Template:Punitive damages capsule
“Exemplary”, or “punitive” damages — punishing a defendant for the “contumelious” or high-handed way it did wrong to a plaintiff — isn’t contumelious a great word? — goes beyond the philosophical aims of a contractual remedy — to give a fellow what he bargained for — and so is not available as a form of damages for breach of contract. As Lord Atkinson put it, in the great case of Addis v Gramophone:
- “In many other cases of breach of contract there may be circumstances of malice, fraud, defamation, or violence, which would sustain an action of tort as an alternative remedy to an action for breach of contract. If one should select the former mode of redress, he may, no doubt, recover exemplary damages, or what is sometimes styled vindictive damages; but if he should choose to seek redress in the form of an action for breach of contract, he lets in all the consequences of that form of action: Thorpe v Thorpe (1832) 3B.&Ad. 580. One of these consequences is, I think, this: that he is to be paid adequate compensation in money for the loss of that which he would have received had his contract been kept, and no more.”

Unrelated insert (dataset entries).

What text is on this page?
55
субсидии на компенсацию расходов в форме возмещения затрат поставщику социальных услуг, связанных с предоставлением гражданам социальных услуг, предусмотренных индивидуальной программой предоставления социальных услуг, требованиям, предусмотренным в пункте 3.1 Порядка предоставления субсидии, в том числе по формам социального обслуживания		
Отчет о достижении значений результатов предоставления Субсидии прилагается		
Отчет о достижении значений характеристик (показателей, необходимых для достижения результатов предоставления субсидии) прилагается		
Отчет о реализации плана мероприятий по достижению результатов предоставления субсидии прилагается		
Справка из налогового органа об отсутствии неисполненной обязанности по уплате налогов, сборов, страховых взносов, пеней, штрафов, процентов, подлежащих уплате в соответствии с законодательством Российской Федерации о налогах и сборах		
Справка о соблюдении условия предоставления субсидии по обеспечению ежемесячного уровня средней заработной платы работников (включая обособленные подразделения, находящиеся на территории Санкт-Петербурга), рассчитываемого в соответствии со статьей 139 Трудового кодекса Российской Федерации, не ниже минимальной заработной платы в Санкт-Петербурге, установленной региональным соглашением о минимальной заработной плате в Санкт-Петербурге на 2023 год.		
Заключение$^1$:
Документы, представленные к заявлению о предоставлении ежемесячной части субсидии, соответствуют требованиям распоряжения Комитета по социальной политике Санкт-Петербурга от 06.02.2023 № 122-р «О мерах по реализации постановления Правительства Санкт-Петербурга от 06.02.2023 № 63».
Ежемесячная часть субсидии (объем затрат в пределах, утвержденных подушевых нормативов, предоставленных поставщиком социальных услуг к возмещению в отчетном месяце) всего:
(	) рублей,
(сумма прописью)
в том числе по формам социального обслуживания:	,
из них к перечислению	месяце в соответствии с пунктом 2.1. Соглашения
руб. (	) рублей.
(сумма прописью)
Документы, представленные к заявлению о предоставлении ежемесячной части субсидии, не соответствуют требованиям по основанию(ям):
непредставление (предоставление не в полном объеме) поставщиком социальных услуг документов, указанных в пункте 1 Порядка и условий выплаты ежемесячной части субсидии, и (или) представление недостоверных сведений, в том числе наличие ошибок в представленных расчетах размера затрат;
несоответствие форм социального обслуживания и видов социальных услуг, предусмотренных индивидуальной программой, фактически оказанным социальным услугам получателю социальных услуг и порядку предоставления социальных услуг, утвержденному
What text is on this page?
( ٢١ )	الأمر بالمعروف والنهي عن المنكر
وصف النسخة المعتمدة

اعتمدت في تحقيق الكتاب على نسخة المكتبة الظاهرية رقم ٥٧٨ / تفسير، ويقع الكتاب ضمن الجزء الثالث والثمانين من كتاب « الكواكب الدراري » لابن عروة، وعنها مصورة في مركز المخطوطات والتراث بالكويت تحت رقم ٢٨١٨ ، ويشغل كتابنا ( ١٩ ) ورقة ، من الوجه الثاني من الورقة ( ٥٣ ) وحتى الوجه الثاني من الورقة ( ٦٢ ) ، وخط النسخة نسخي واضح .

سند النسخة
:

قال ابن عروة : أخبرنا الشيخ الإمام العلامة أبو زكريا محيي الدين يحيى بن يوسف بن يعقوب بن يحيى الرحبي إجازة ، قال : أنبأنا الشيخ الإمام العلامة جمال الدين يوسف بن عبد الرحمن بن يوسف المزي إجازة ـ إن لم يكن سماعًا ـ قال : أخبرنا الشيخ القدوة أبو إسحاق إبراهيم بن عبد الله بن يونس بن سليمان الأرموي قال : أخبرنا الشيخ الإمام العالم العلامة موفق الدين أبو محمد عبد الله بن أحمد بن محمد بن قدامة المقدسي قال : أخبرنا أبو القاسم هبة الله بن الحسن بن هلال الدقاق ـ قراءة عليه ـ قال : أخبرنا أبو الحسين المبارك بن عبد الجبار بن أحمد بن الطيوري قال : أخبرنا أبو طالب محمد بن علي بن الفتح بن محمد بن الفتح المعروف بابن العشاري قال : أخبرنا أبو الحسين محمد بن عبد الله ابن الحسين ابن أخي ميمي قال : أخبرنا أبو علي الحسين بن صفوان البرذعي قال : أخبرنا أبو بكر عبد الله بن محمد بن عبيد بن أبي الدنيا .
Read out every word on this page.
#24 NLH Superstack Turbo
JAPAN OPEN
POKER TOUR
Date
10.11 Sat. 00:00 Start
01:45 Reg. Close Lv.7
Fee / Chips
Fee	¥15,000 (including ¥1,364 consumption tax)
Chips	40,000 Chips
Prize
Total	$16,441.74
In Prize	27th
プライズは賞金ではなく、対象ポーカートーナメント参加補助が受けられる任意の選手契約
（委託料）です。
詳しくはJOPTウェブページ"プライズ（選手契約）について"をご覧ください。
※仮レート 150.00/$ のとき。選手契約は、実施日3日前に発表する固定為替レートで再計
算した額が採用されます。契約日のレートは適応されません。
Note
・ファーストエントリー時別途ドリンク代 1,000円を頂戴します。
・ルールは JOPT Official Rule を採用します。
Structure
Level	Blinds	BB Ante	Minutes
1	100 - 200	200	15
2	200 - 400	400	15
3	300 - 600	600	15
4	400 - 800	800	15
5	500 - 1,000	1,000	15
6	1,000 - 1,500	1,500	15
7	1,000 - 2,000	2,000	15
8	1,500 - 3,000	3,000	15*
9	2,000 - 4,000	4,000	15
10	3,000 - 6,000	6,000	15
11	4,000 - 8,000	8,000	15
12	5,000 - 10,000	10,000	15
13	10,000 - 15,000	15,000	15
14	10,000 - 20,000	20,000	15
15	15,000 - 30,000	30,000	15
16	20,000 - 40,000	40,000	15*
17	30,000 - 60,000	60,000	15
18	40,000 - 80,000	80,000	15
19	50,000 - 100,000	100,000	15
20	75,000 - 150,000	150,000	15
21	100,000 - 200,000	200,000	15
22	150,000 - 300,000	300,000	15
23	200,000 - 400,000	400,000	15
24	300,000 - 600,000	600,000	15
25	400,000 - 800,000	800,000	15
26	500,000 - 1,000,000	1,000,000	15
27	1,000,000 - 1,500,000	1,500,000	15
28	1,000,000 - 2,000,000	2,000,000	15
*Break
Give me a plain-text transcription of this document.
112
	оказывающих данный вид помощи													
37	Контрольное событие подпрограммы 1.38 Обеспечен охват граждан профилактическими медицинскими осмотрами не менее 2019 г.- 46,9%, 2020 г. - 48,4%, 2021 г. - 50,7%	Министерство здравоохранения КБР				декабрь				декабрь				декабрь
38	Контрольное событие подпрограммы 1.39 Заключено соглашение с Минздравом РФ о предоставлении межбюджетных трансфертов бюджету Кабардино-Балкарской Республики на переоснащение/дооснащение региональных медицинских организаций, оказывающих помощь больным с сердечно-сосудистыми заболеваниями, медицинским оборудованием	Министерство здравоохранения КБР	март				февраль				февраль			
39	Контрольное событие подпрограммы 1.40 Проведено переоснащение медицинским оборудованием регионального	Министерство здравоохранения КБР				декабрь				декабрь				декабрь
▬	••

The Law Commission, considering the topic some ninety-odd years later, felt the same way: “we recommend that punitive damages should not be available unless the defendant has committed a tort, an equitable wrong, or a civil wrong that arises under a statute, and his conduct showed a ‘deliberate and outrageous disregard of the plaintiff’s rights’. We also recommend that punitive damages should never be available for breach of contract.”[1]